Unserer Erfahrung nach sind Unternehmen, die einen starken EOR-Partner mit sorgfältiger Planung und kulturellem Verständnis kombinieren, auf dem komplexen japanischen Markt erfolgreich. Mit diesem Ansatz können Sie sicher Personal einstellen, alle Vorschriften vollständig einhalten und nachhaltig wachsen.

Sind Sie bereit, Ihre weltweite Belegschaft schnell und unter Einhaltung aller Vorschriften zu erweitern? Arbeiten Sie mit Die „Employer of Record“-Dienstleistungen von Wisemonk um die Personalbeschaffung, die Lohnabrechnung und die Compliance mühelos zu verwalten, damit Sie sich ganz darauf konzentrieren können, Ihr Unternehmen mit Zuversicht auszubauen.

Häufig gestellte Fragen

Was versteht man in Japan unter dem Konzept der lebenslangen Beschäftigung?

„Lebenslange Beschäftigung“ bedeutet, vom Studienabschluss bis zur Pensionierung bei einem einzigen Unternehmen zu bleiben – eine Tradition, die in großen Unternehmen nach wie vor verbreitet ist, jedoch allmählich flexibleren Arbeitsformen weicht.

Wie funktioniert das japanische Bonussystem?

Die meisten Unternehmen zahlen zweimal jährlich (im Sommer und im Winter) Bonuszahlungen aus, die in der Regel einem bis drei Monatsgehältern entsprechen; die genaue Höhe hängt jedoch von der Unternehmensleistung und den Vertragsbedingungen ab.

Welche Visabestimmungen gelten für eine Beschäftigung in Japan?

Um in Japan arbeiten zu können, benötigen Sie ein Stellenangebot, einen Bürgen für Ihre Aufenthaltsberechtigungsbescheinigung sowie einen gültigen Reisepass; das Verfahren dauert mehrere Wochen und variiert je nach Visumtyp.
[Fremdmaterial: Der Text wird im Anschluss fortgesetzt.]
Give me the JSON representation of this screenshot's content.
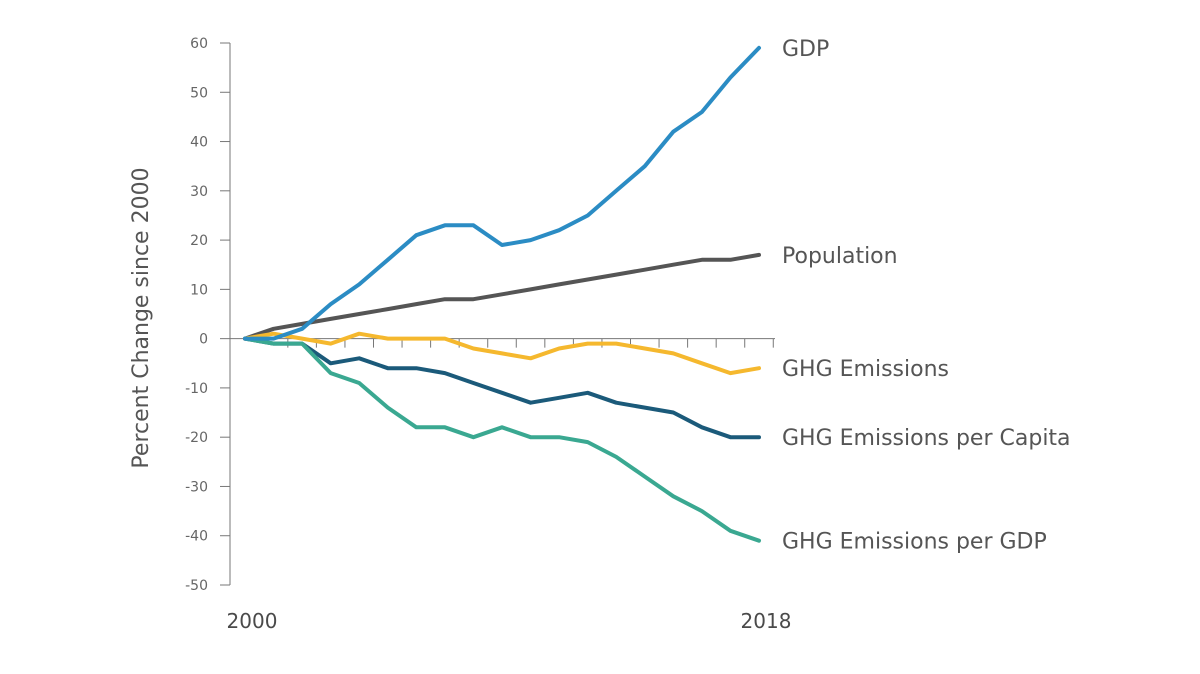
{
  "chart_data": {
    "type": "line",
    "title": "",
    "xlabel": "",
    "ylabel": "Percent Change since 2000",
    "x": [
      2000,
      2001,
      2002,
      2003,
      2004,
      2005,
      2006,
      2007,
      2008,
      2009,
      2010,
      2011,
      2012,
      2013,
      2014,
      2015,
      2016,
      2017,
      2018
    ],
    "x_tick_labels": [
      {
        "x": 2000,
        "label": "2000"
      },
      {
        "x": 2018,
        "label": "2018"
      }
    ],
    "ylim": [
      -50,
      60
    ],
    "y_ticks": [
      60,
      50,
      40,
      30,
      20,
      10,
      0,
      -10,
      -20,
      -30,
      -40,
      -50
    ],
    "grid": false,
    "legend": "inline labels at right end of each line",
    "series": [
      {
        "name": "GDP",
        "color": "#2b8cc4",
        "values": [
          0,
          0,
          2,
          7,
          11,
          16,
          21,
          23,
          23,
          19,
          20,
          22,
          25,
          30,
          35,
          42,
          46,
          53,
          59
        ]
      },
      {
        "name": "Population",
        "color": "#555555",
        "values": [
          0,
          2,
          3,
          4,
          5,
          6,
          7,
          8,
          8,
          9,
          10,
          11,
          12,
          13,
          14,
          15,
          16,
          16,
          17
        ]
      },
      {
        "name": "GHG Emissions",
        "color": "#f5b82e",
        "values": [
          0,
          1,
          0,
          -1,
          1,
          0,
          0,
          0,
          -2,
          -3,
          -4,
          -2,
          -1,
          -1,
          -2,
          -3,
          -5,
          -7,
          -6
        ]
      },
      {
        "name": "GHG Emissions per Capita",
        "color": "#1b5a7a",
        "values": [
          0,
          -1,
          -1,
          -5,
          -4,
          -6,
          -6,
          -7,
          -9,
          -11,
          -13,
          -12,
          -11,
          -13,
          -14,
          -15,
          -18,
          -20,
          -20
        ]
      },
      {
        "name": "GHG Emissions per GDP",
        "color": "#3aa891",
        "values": [
          0,
          -1,
          -1,
          -7,
          -9,
          -14,
          -18,
          -18,
          -20,
          -18,
          -20,
          -20,
          -21,
          -24,
          -28,
          -32,
          -35,
          -39,
          -41
        ]
      }
    ]
  }
}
Wie schwierig ist es, in Japan Mitarbeiter zu entlassen?

In Japan ist es sehr schwierig, Mitarbeiter zu entlassen; Kündigungen erfordern stichhaltige Gründe, einen aufwendigen Prozess und können mit rechtlichen Risiken oder langwierigen Verhandlungen verbunden sein.

Welche kulturellen Aspekte sind bei der Führung japanischer Mitarbeiter zu berücksichtigen?

In der japanischen Arbeitskultur werden Hierarchie, Teamarbeit, Harmonie und Respekt gegenüber anderen großgeschrieben. Führungskräfte sollten den Konsens innerhalb der Gruppe fördern, Konfrontationen vermeiden und die formellen Umgangsformen beachten.

Gibt es in Japan eine vom Arbeitgeber finanzierte Krankenversicherung?

Ja, in Japan gibt es neben der gesetzlichen Krankenversicherung (NHI) und der Versicherung für Personen über 75 Jahren auch eine betriebliche Krankenversicherung. Diese Systeme leisten Beiträge zu einem gemeinsamen Fonds, aus dem alle Versicherten unterstützt werden.

Welche zwei Arten von Krankenversicherungen gibt es in Japan?

Die beiden wichtigsten Arten sind die Krankenversicherung für Arbeitnehmer in Unternehmen und die staatliche Krankenversicherung (NHI) für alle anderen Personen, die nicht durch eine betriebliche Krankenversicherung abgesichert sind.